Fondées sur une évidence (les arbres captent le CO2 pour croître), les initiatives de reforestation de plus en plus massives fleurissent, comme autant de moyens de limiter le réchauffement de la planète. Mais l'équation est en réalité plus complexe...

La solution semblait pourtant toute trouvée. Depuis que le changement climatique actuellement en cours a été identifié, le rôle néfaste des gaz à effet de serre, émis notamment par l'activité humaine et qui contribuent mécaniquement à réchauffer l'atmosphère, est au cœur de débats. En particulier celui du plus célèbre et abondant d'entre eux, le dioxyde de carbone (CO2).

Alors que l'objectif communément admis est désormais de réduire la part de ce type de gaz présente dans l'air, tout moyen de capter et de capturer le CO2 paraît bon à prendre. Et quel moyen plus naturel que les arbres, qui utilisent massivement ce gaz dans leur processus de croissance, faisant d'eux des puits de carbone notoires ?

Une évidence remise en question par la science

Le raisonnement est donc devenu évident : en plantant un arbre, on contribue à lutter contre le réchauffement climatique. Un postulat simple saisi à bras-le-corps par de nombreuses acteurs économiques et politiques qui se sont engagés dans des projets de reboisement, pour compenser une partie de leurs émissions de gaz à effet de serre ou tout simplement pour agir en faveur de l'environnement. En 2019, l'Union Européenne avait par exemple annoncé son intention de planter 3 milliards d'arbres d'ici à 2024.

Comme l'a éloquemment montré le magazine scientifique français Epsiloon dans son numéro d'août, la réalité est cependant plus complexe que l'équation linéaire "un arbre planté = moins de CO2 dans l'atmosphère". Plusieurs études scientifiques sur les initiatives de reforestation lancées au cours de dernières années montrent en effet que l'impact global de ces dernières sur le changement climatique est plus contrasté qu'attendu.

Les forêts, puits de carbone en danger

Le premier accroc survient lorsqu'on s'intéresse de près au potentiel de puits de carbone représenté par les forêts et à la façon dont les effets du réchauffement climatique limitent déjà ce potentiel. Les gigantesques feux de forêt qui se sont multipliés ces dernières années tout autour du globe ont en effet relâché des quantités considérables de CO2, à tel point, indique Epsiloon, que la balance carbone de ces immenses étendues boisées est parfois devenue déficitaire, par exemple dans l'ouest de l'Amérique du Nord et en Sibérie.

"Les risques liés au climat ne sont pas bien pris en compte dans les initiatives de reforestation, alors que ça devrait être une priorité, juge ainsi William Anderegg, biologiste à l'Université d'Utah, cité par le mensuel. Il est possible que les impacts climatiques diminuent radicalement la capacité de puits de carbone des forêts mondiales, les modèles ne s'accordent pas encore sur ce sujet." Si les arbres plantés pour refroidir l'atmosphère finissent par partir en fumée, on risque donc d'obtenir l'inverse de l'effet escompté.

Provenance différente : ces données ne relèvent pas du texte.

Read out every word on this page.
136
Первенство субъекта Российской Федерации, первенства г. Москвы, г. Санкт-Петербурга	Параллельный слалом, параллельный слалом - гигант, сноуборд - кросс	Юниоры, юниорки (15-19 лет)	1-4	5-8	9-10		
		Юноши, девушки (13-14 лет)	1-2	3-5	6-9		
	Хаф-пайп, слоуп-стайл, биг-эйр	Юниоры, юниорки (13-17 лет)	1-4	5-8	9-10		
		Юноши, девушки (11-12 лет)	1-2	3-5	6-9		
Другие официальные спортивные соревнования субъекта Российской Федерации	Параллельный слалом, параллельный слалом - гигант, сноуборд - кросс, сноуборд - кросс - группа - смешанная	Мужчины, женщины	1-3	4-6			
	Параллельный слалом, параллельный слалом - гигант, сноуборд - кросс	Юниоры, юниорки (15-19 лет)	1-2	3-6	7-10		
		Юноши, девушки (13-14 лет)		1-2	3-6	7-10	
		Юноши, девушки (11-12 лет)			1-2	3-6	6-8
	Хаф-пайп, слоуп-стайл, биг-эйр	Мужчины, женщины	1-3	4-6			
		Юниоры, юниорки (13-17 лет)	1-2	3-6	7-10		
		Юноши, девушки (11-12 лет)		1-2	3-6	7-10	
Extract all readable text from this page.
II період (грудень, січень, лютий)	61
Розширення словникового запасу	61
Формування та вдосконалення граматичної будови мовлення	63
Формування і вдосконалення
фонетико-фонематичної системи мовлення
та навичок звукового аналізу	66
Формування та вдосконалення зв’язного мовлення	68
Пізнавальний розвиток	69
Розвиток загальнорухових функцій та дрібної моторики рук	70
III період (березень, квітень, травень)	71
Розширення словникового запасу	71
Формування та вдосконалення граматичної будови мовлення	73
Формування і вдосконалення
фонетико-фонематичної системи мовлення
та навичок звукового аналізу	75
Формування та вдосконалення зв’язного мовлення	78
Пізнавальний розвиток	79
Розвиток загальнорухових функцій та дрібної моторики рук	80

Des initiatives parfois contre-productives

D'autres facteurs peuvent rendre contre-productives les opérations de reforestation. Epsiloon évoque ainsi le problème posé par les "conifères de couleur sombre" qui "absorbent plus de rayonnement solaire que le sol alentour plus clair" et dont la plantation peut provoquer un réchauffement local ! "Ce phénomène est très marqué dans les régions arides et semi-arides, dont les sols renvoient beaucoup de lumière, mais il agit partout et devrait être sérieusement évalué. Or ce n'est pas du tout pris en compte dans les initiatives de reforestation", regrette Christopher Williams, de l'Université de Clark, co-auteur d'une étude sur le sujet.

Le problème du choix des zones à reboiser se pose donc avec acuité, or, dans de nombreux cas, les initiatives de reforestation se développent pour elles-mêmes, au mépris des conséquences à venir pour les terres sur lesquelles les arbres sont plantés. Une étude britannique mentionnée par le dossier d'Epsiloon montre ainsi que des plantations massives de bouleaux réalisées dans la lande écossaise ont eu pour effet de déstabiliser la flore microbienne présente dans ces sols, libérant au bout du compte des émissions de carbone supérieures au gain apporté par les arbres.

Quand la reforestation pousse à couper des arbres

Paradoxalement, le reboisement peut donc se faire au détriment des écosystèmes déjà existants qu'il est censé revivifier, lorsqu'il se résume par exemple à imposer une monoculture de pins ou d'eucalyptus sur des sols inadaptés. "De nombreux écosystèmes se portent mieux sans arbre, tranche dans les colonnes d'Epsiloon Diana Davis, de l'université de Californie. Toutes ces cartes de potentiel de reforestation et ces grandes initiatives à 1000 milliards d'arbres reposent sur une mauvaise compréhension de l'écologie."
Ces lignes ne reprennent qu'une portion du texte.